In order to improve patient care and alleviate nurses from routine overtime, healthcare organizations and lawmakers need to correct staffing shortages, one nurse wrote in an op-ed published in The Columbus Dispatch.
Nurses are tired of staffing shortages being the norm and while COVID-19 has spotlighted the issue, it's a historic battle, Jessica Frymer, RN and board member of the Ohio Nurses Association wrote. Hospitals often look at staffing cuts as an easy way to save money, but that means increased burnout for nurses and declines in patient care, Ms. Frymer wrote.
"This penny-pinching can affect patients as research associates long nurse shifts with increased medical errors," Ms. Frymer wrote. "It is troubling that certain groups, who should be patient-centered, stand in the way of better patient care."
Lawmakers and healthcare organizations should take action and support Ohio's House Bill 144, legislation that would eliminate mandatory nurse overtime and require hospitals to develop fair staffing plans, Ms. Frymer wrote. As it stands, mandatory overtime means 12-hour shifts routinely become 16 hours or more.

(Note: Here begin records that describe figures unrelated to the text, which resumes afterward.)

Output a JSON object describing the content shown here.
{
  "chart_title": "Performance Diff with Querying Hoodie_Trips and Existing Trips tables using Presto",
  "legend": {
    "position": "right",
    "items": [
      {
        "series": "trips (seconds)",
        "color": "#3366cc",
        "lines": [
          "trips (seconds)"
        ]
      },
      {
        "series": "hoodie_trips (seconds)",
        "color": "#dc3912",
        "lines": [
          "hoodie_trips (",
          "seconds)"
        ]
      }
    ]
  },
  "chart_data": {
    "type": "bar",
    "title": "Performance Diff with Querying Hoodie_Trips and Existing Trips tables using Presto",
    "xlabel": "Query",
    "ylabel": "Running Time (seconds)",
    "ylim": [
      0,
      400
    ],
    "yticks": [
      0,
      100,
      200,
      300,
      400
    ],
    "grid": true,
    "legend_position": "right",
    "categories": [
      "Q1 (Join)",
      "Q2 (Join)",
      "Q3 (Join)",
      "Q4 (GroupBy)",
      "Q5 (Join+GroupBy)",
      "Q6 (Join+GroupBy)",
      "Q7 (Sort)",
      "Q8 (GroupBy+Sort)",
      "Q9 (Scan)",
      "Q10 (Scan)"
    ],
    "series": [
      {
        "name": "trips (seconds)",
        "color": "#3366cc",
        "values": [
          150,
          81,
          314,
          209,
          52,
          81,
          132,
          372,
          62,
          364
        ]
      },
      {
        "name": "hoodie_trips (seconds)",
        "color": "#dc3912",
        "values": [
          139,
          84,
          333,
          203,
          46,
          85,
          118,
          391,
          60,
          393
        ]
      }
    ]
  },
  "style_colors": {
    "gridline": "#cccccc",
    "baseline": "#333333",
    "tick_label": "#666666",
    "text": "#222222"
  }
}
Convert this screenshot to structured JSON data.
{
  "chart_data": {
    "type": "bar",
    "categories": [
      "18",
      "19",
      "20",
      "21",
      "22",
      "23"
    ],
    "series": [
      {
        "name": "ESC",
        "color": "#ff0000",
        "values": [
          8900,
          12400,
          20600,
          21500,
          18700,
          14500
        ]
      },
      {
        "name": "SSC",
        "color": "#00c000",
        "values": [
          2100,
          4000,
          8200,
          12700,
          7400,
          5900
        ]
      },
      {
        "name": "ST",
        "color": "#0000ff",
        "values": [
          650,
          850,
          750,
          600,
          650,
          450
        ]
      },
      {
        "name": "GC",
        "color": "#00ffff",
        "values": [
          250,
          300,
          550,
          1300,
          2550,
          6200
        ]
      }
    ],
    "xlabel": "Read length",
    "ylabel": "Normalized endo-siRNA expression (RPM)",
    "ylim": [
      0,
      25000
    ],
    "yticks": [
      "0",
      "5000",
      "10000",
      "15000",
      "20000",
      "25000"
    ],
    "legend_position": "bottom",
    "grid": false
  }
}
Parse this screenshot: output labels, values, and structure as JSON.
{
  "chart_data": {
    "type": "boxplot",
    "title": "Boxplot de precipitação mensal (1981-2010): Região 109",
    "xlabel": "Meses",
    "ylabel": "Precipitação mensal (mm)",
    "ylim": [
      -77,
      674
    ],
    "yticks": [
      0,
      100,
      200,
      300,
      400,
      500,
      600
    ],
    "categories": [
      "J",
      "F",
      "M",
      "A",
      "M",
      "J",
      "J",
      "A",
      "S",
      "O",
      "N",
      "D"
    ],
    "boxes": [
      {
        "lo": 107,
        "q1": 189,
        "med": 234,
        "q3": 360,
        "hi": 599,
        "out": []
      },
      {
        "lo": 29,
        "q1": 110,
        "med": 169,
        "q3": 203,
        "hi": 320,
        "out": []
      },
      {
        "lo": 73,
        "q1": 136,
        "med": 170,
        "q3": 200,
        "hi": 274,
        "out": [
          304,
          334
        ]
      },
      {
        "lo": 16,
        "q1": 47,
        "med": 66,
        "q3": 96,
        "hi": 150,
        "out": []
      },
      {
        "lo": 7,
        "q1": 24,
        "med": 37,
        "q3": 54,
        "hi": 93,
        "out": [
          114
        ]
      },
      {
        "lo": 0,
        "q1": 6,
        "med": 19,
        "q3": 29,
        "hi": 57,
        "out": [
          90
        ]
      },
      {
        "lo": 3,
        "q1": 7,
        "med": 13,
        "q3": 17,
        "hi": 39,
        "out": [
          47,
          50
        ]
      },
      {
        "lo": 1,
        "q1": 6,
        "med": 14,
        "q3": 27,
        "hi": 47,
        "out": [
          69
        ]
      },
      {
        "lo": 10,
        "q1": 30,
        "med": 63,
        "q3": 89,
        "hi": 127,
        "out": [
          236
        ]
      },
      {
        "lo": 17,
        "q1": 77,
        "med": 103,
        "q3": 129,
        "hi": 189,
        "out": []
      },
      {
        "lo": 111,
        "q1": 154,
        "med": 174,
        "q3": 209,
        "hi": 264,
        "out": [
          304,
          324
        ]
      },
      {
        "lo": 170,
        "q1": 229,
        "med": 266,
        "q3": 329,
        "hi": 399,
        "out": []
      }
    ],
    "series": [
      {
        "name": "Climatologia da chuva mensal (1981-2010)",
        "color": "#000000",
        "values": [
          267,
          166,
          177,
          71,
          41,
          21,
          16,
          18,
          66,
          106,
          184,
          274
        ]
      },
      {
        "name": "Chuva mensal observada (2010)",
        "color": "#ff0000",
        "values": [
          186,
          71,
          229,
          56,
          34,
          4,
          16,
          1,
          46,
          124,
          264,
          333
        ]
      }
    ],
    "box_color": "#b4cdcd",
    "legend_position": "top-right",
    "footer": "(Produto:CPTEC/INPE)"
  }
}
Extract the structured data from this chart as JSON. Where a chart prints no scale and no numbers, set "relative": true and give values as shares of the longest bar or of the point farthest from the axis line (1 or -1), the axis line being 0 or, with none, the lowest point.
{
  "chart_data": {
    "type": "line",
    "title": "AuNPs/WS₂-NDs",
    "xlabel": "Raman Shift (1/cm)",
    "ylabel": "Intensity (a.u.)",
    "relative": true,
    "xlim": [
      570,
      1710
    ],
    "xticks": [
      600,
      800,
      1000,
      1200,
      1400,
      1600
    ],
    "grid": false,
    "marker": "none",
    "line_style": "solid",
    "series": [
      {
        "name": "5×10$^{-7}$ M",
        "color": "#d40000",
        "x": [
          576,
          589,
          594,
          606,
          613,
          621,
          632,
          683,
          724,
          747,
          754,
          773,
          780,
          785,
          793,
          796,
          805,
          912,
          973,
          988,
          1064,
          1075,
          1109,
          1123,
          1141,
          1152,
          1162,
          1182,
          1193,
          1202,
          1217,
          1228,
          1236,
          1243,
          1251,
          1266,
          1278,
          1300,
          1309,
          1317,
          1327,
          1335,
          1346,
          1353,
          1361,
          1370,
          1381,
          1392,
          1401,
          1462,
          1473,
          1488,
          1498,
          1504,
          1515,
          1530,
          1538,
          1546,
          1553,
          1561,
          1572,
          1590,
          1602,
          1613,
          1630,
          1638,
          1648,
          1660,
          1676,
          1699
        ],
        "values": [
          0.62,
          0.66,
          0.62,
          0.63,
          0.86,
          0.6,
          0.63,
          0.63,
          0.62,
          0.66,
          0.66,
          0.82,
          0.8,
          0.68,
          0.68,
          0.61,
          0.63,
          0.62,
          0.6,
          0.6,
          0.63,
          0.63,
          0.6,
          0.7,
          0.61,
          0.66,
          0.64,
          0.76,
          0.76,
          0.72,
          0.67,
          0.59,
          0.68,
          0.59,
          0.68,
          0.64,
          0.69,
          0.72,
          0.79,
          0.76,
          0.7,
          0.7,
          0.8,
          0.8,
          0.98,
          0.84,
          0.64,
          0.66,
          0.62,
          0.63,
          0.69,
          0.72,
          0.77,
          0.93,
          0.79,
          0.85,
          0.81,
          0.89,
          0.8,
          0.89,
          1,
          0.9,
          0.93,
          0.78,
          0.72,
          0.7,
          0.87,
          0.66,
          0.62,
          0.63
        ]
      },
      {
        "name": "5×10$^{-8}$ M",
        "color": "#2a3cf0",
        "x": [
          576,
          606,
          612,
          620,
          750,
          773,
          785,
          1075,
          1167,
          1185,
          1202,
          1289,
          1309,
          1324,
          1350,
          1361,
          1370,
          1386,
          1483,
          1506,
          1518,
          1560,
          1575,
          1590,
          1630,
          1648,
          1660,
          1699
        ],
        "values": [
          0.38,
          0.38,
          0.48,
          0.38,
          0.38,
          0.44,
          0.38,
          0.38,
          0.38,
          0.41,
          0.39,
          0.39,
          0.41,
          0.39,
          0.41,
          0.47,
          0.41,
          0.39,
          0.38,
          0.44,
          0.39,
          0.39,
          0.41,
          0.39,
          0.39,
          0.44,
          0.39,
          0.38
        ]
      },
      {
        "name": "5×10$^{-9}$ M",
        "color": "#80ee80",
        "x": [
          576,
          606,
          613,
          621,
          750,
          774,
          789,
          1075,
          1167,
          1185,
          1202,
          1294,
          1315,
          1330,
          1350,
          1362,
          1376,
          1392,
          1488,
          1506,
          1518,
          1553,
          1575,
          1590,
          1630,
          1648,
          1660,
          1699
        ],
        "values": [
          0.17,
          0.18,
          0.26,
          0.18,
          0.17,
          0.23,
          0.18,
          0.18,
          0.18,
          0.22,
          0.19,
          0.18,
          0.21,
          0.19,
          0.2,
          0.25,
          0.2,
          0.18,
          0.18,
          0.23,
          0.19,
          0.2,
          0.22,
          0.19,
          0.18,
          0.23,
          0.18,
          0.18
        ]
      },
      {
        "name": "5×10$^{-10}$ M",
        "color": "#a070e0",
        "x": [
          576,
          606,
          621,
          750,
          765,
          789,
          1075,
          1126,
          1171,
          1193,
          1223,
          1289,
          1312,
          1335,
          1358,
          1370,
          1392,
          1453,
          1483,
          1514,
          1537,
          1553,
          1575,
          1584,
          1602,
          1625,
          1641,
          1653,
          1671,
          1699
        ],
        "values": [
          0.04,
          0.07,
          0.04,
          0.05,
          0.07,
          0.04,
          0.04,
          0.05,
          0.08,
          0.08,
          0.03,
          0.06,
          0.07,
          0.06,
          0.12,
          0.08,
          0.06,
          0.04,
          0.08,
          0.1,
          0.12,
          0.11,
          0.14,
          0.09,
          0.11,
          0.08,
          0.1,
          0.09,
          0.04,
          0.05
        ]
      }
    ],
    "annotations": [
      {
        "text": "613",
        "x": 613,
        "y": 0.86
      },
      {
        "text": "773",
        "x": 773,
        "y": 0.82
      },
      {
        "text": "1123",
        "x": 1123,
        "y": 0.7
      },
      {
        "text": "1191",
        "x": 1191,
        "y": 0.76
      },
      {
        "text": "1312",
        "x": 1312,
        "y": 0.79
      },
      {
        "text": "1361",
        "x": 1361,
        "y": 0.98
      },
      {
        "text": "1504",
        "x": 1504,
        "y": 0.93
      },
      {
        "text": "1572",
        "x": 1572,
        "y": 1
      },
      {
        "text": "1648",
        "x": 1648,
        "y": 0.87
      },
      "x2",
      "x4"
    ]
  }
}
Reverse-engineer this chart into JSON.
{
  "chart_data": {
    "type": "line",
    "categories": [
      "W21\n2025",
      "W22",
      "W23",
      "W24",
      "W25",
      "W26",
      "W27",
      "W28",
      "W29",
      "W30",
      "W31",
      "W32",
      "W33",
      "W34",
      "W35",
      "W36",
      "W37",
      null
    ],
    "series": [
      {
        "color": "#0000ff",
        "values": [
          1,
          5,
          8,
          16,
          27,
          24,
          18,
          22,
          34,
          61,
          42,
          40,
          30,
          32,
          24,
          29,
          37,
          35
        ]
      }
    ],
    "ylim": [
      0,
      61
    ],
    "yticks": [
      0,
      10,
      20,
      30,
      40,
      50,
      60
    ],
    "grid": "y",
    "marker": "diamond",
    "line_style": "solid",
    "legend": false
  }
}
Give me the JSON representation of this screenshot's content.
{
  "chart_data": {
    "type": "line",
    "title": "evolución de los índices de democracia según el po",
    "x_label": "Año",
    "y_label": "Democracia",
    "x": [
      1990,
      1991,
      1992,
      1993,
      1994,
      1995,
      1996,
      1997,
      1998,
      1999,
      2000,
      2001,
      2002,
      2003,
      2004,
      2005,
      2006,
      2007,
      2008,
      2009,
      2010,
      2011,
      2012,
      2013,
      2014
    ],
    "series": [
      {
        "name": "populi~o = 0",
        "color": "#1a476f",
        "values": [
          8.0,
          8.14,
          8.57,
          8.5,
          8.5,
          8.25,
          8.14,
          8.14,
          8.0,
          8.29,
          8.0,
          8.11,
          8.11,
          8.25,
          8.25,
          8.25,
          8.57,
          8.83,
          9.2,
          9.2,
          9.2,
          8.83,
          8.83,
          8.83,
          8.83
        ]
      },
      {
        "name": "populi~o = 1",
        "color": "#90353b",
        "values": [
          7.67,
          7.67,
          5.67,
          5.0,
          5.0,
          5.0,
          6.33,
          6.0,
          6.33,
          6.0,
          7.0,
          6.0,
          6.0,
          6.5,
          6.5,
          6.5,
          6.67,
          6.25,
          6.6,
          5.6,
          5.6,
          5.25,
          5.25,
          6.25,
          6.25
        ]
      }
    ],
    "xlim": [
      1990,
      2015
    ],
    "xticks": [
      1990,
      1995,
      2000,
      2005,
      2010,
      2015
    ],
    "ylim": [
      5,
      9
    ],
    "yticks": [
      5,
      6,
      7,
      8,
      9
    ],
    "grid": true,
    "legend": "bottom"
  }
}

She points out that California is currently the only state to have successfully legislated nurse-to-patient ratios. The law requires hospital wards to maintain a ratio of one nurse for every five patients, while intensive care units must maintain a one to two ratio.
If this type of action was more widely implemented, and if decision makers listened to such warnings earlier, perhaps the situation wouldn't be so dire today, Ms. Fryer wrote.